6.12.06

Carta aberta

Paula,

Como está tudo?

Li semana passada dois livros dele ("Dress Your Family in Corduroy and Denim" e "Me Talk Pretty One Day"). Pensei muito em você. Eu amo esse moço agora, com toda a força do coração. Então aqui está o registro (que em breve deverá se tornar público para que possamos espalhar o amor a Sedaris pelo mundo) sobre o dia (ou a noite) em que eu o traí porque comecei a ler outro livro que, segundo Brian me disse, era supostamente engraçado.

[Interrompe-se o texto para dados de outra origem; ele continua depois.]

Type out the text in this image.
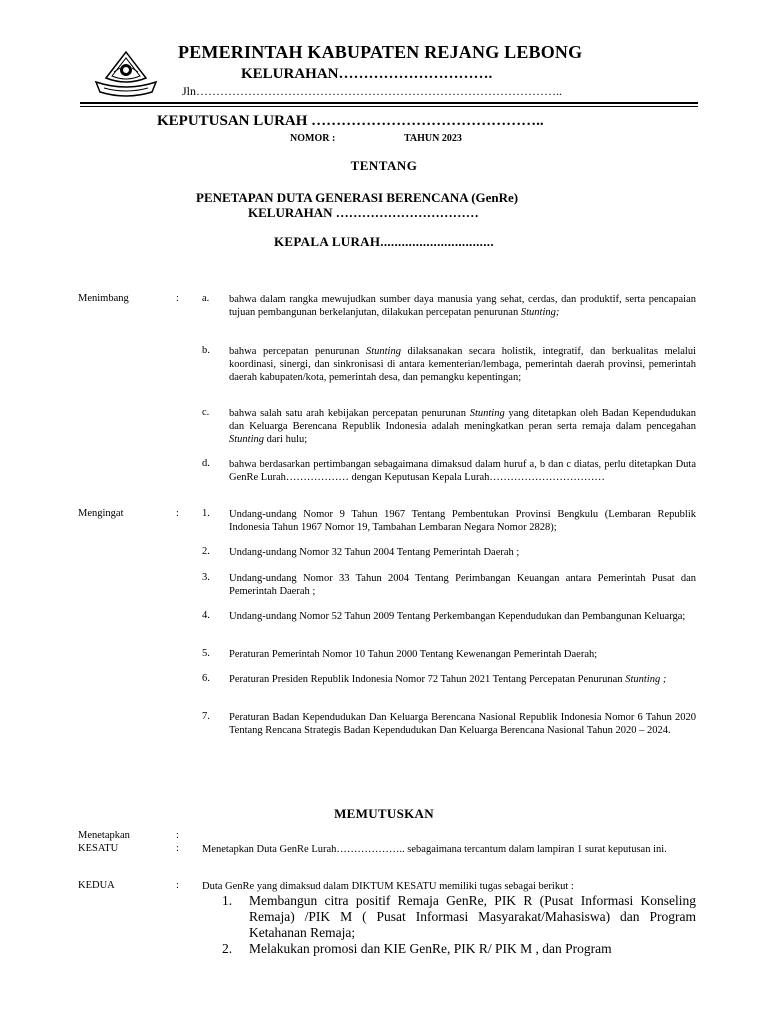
PEMERINTAH KABUPATEN REJANG LEBONG
KELURAHAN………………………….
Jln………………………………………………………………………………..
KEPUTUSAN LURAH ………………………………………..
NOMOR :	TAHUN 2023
TENTANG
PENETAPAN DUTA GENERASI BERENCANA (GenRe)
KELURAHAN ……………………………
KEPALA LURAH................................
Menimbang	: a. bahwa dalam rangka mewujudkan sumber daya manusia yang sehat, cerdas, dan produktif, serta pencapaian tujuan pembangunan berkelanjutan, dilakukan percepatan penurunan Stunting;
b. bahwa percepatan penurunan Stunting dilaksanakan secara holistik, integratif, dan berkualitas melalui koordinasi, sinergi, dan sinkronisasi di antara kementerian/lembaga, pemerintah daerah provinsi, pemerintah daerah kabupaten/kota, pemerintah desa, dan pemangku kepentingan;
c. bahwa salah satu arah kebijakan percepatan penurunan Stunting yang ditetapkan oleh Badan Kependudukan dan Keluarga Berencana Republik Indonesia adalah meningkatkan peran serta remaja dalam pencegahan Stunting dari hulu;
d. bahwa berdasarkan pertimbangan sebagaimana dimaksud dalam huruf a, b dan c diatas, perlu ditetapkan Duta GenRe Lurah……………… dengan Keputusan Kepala Lurah……………………………
Mengingat	: 1. Undang-undang Nomor 9 Tahun 1967 Tentang Pembentukan Provinsi Bengkulu (Lembaran Republik Indonesia Tahun 1967 Nomor 19, Tambahan Lembaran Negara Nomor 2828);
2. Undang-undang Nomor 32 Tahun 2004 Tentang Pemerintah Daerah ;
3. Undang-undang Nomor 33 Tahun 2004 Tentang Perimbangan Keuangan antara Pemerintah Pusat dan Pemerintah Daerah ;
4. Undang-undang Nomor 52 Tahun 2009 Tentang Perkembangan Kependudukan dan Pembangunan Keluarga;
5. Peraturan Pemerintah Nomor 10 Tahun 2000 Tentang Kewenangan Pemerintah Daerah;
6. Peraturan Presiden Republik Indonesia Nomor 72 Tahun 2021 Tentang Percepatan Penurunan Stunting ;
7. Peraturan Badan Kependudukan Dan Keluarga Berencana Nasional Republik Indonesia Nomor 6 Tahun 2020 Tentang Rencana Strategis Badan Kependudukan Dan Keluarga Berencana Nasional Tahun 2020 – 2024.
MEMUTUSKAN
Menetapkan	:
KESATU	: Menetapkan Duta GenRe Lurah……………….. sebagaimana tercantum dalam lampiran 1 surat keputusan ini.
KEDUA	: Duta GenRe yang dimaksud dalam DIKTUM KESATU memiliki tugas sebagai berikut :
1. Membangun citra positif Remaja GenRe, PIK R (Pusat Informasi Konseling Remaja) /PIK M ( Pusat Informasi Masyarakat/Mahasiswa) dan Program Ketahanan Remaja;
2. Melakukan promosi dan KIE GenRe, PIK R/ PIK M , dan Program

Esse outro livro não só não era engraçado - o autor bem que tentava, mas tentava demais - como eu diria ter sido escrito por alguém extremamente presunçoso. ( http://www.amazon.com/Heartbreaking-Work-Staggering-Genius/dp/0375725784/sr=8-1/qid=1165263238/ref=pd_bbs_sr_1/103-3209058-9873405?ie=UTF8&s=books )

Pode ser que minha opinião tenha sido fortemente influenciada pelo sentimento de culpa de que fui tomada ao sorrir quando li a primeira piadinha. E resolvi que não riria mais. Só mais tarde eu compreendi que não, o livro era chato mesmo e que Sedaris era mais!, Sedaris era 10!, como dizem ser JC em adesivos de carros de freqüentadores de igrejas evangélicas modernas e antenadas com o jovem. O que eu posso dizer é que Sedaris é fiel. Eu acredito em Sedaris. Porque li todas as histórias e todas eram, se não engraçadas, como histórias de alguém que eu já conhecia. Como se fossem de um blog maravilhoso de uma pessoa muito massa. O blog que *eu* gostaria de escrever, mas que não posso, porque não sou Sedaris. O blog que ele não escreve porque ele é mais esperto e talentoso e tudo de bem, etc., e porque ele não acredita em computadores (ou algo assim).

De modo que, ao começar a ler a primeira página do livro do autor presunçoso e, tendo eu acabado de terminar de ler o Corduroy e ainda curtindo as lembranças das risadas que eu havia rido há apenas alguns minutos, eu pus minha cabeça do travesseiro e disse " I'm sorry, David". Brian ouviu o grunhido do som abafado e perguntei o que eu tinha dito. E eu disse que eu deveria levantar e encontrar o endereço de e-mail do David e pedir desculpas por tê-lo traído, pelo abandono a que eu passaria a submetê-lo. Mas me lembrei de que ele provavelmente não tem um endereço de e-mail, já que ele gosta de máquinas de escrever. E que nem estaria interessado em saber se eu tinha começado outro livro, porque, convenhamos, na escala de desimportância de Sedaris, eu ocupo o primeiro lugar por razões muitas, entre as quais ser eu uma completa estranha e ser eu uma das muitas centenas de pessoas que desejam escrever como ele mas não podem.

O que eu quero perguntar, Paula, a você - e não a Sedaris -, é se ele pode ser um pouco meu também, já que você o queria todo para si.